Aufnahmen von Angestellten und deren Veröffentlichung
Schon immer hatten Arbeitnehmer im Arbeitsverhältnis ein Grundrecht auf informationelle Selbstbestimmung. Ihre Einwilligungen zur Veröffentlichung von Bildern im Rahmen des Arbeitsverhältnisses mussten seit jeher schriftlich erfolgen – und zwar freiwillig. Das gilt erst recht in Zukunft. Bei Bildnisnutzungen im Arbeitsverhältnis müssen deshalb die Ermächtigungsgrundlagen (gesetzliche, Tarifvertrag, Betriebsvereinbarung) geprüft und bei fehlender Rechtfertigungsmöglichkeit die schriftliche Einwilligung eingeholt werden.
Unsicherheiten in der Rechtslage hausgemacht
Dabei sind nach Artikel 85 der DSGVO nationale Regelungen für das Verarbeiten von Daten zu wissenschaftlichen, journalistischen, literarischen oder künstlerischen Zwecken möglich. Erfolgt also das Veröffentlichen von Fotos zu eben diesen Zwecken, kann der Regelungsspielraum vom nationalen Gesetzgeber auch mit der DSGVO genutzt werden.

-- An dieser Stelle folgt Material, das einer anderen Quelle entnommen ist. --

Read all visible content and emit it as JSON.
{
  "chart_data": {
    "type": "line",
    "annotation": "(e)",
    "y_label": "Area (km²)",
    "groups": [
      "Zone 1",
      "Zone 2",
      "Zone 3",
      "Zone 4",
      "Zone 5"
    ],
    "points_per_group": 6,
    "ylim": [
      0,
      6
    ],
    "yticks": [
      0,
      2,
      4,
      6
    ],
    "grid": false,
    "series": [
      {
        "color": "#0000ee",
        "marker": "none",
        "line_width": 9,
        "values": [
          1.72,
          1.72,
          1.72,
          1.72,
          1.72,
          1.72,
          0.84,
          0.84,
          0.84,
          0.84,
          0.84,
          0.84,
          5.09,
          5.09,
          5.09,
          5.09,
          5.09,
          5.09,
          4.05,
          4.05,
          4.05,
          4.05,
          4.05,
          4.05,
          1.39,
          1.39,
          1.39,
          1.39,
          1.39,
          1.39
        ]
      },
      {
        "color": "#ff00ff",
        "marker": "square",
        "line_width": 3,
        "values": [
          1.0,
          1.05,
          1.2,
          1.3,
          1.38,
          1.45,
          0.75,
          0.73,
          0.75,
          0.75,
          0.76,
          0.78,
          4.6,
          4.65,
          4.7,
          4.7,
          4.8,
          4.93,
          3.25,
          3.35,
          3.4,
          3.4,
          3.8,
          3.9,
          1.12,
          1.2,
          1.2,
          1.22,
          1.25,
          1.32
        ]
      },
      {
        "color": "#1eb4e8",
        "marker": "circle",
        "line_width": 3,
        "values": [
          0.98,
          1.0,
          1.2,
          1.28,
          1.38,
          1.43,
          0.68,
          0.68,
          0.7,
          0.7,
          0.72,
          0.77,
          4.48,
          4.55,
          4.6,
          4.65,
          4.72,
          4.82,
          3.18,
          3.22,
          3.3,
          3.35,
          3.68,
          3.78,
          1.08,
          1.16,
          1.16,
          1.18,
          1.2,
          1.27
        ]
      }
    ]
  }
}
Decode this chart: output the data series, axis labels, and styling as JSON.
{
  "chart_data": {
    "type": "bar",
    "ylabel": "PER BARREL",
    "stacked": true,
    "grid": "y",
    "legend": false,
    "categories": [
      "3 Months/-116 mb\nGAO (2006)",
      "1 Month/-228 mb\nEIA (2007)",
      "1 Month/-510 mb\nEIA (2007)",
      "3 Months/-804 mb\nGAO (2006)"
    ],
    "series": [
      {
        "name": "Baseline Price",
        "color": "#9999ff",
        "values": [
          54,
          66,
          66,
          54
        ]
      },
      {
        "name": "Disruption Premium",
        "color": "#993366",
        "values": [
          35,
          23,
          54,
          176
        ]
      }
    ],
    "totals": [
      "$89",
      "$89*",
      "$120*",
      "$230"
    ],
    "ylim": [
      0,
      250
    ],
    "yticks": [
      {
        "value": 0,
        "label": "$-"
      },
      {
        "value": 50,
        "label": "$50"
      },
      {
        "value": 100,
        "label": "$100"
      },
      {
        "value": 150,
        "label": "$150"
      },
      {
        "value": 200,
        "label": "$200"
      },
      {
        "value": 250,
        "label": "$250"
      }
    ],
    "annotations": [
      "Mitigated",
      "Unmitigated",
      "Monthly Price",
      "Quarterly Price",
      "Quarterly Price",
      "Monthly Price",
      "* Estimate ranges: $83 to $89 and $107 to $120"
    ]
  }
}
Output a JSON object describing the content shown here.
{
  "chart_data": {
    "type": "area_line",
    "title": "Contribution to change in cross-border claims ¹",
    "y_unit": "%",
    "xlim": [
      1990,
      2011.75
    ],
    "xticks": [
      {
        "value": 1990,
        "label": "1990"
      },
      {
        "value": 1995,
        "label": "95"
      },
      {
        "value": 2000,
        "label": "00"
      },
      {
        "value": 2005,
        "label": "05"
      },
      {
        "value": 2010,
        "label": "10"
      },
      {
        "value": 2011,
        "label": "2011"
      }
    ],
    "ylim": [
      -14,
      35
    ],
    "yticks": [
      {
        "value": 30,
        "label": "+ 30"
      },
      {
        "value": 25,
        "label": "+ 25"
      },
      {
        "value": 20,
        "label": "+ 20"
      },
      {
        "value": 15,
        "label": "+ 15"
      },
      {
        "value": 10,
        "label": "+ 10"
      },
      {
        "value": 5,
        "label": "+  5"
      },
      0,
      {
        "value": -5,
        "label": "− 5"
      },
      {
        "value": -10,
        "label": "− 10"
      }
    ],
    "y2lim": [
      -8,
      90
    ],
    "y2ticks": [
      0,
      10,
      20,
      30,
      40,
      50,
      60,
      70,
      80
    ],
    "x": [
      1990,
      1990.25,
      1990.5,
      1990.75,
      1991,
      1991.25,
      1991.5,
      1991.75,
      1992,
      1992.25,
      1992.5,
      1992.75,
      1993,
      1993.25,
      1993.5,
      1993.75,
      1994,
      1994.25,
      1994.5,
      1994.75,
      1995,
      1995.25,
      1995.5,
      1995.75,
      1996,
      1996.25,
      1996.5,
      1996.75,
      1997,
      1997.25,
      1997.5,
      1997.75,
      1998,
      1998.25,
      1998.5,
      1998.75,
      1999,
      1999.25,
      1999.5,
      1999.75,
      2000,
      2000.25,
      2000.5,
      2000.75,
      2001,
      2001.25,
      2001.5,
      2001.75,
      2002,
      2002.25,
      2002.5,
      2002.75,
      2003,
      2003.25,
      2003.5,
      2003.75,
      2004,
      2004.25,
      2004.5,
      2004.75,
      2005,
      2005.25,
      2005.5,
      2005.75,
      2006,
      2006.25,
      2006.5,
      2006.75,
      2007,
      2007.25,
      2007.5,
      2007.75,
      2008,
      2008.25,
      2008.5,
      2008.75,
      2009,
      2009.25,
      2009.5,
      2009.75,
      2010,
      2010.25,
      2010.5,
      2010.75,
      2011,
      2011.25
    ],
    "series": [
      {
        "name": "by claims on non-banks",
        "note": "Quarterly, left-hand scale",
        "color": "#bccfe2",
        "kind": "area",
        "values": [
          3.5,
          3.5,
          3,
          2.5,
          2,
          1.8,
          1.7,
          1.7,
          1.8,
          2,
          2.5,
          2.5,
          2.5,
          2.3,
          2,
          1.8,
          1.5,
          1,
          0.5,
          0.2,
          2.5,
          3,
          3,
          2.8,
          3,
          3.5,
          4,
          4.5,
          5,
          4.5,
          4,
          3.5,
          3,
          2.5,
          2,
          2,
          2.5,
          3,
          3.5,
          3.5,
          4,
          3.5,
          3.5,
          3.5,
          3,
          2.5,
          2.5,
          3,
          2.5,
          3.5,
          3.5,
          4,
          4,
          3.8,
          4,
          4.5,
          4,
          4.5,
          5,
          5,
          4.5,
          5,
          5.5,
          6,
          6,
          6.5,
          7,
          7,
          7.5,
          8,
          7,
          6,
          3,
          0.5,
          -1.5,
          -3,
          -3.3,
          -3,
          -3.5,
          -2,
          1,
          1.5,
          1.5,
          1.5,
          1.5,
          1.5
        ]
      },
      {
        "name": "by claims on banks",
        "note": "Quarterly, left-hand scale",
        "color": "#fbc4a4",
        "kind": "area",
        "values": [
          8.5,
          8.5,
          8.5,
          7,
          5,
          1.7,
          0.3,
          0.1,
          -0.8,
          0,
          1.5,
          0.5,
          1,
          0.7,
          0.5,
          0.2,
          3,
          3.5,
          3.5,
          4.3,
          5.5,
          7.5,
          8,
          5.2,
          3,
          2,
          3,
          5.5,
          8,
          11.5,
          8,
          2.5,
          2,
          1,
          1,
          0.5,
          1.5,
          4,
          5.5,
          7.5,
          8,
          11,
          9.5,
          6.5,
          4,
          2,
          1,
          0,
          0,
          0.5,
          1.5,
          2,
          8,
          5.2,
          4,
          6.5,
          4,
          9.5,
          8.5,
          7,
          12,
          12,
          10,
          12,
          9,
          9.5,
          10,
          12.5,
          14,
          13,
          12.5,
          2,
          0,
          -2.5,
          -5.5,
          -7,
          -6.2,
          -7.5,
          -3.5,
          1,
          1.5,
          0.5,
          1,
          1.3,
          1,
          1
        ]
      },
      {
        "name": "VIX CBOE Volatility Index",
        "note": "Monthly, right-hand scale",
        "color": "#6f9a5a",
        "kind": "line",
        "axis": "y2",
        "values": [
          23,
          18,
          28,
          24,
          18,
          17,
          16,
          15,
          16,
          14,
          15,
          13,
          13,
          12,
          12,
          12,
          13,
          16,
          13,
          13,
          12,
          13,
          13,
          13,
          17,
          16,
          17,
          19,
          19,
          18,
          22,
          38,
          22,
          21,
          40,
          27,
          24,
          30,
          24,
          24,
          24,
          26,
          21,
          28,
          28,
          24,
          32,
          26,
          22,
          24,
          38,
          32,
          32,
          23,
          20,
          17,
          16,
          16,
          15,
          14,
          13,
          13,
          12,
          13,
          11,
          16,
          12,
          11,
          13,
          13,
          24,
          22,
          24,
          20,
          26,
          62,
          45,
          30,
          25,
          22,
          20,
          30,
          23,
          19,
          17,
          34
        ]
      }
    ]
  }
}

Christian Heutger: „Leider hat die deutsche Bundesregierung versäumt, die nationale Rechtsprechung mit Hilfe dieser Öffnungsklausel an die neue DSGVO anzupassen oder zumindest eindeutig klarzustellen, ob das deutsche Kunsturhebergesetz, das bisher klar die Veröffentlichung von Fotos regelte, als eine solche Spezialregelung angesehen werden kann.”
Damit bleibt derzeit nur, auf Klärung durch weitere Rechtsprechung zu warten.
Als Faustformel sollte deshalb, laut Heutger, folgendes gelten: Fotos, auf denen Personen zu erkennen sind, dürfen in Zukunft nur noch mit deren Einwilligung angefertigt, gespeichert und verarbeitet sowie weitergegeben werden.
Ob das Pixeln von Personen ausreicht, Bilder „rechtssicher“ zu veröffentlichen, ist übrigens auch unklar. Denn künstliche Intelligenz ist inzwischen in der Lage, solche Bearbeitungen rückgängig zu machen.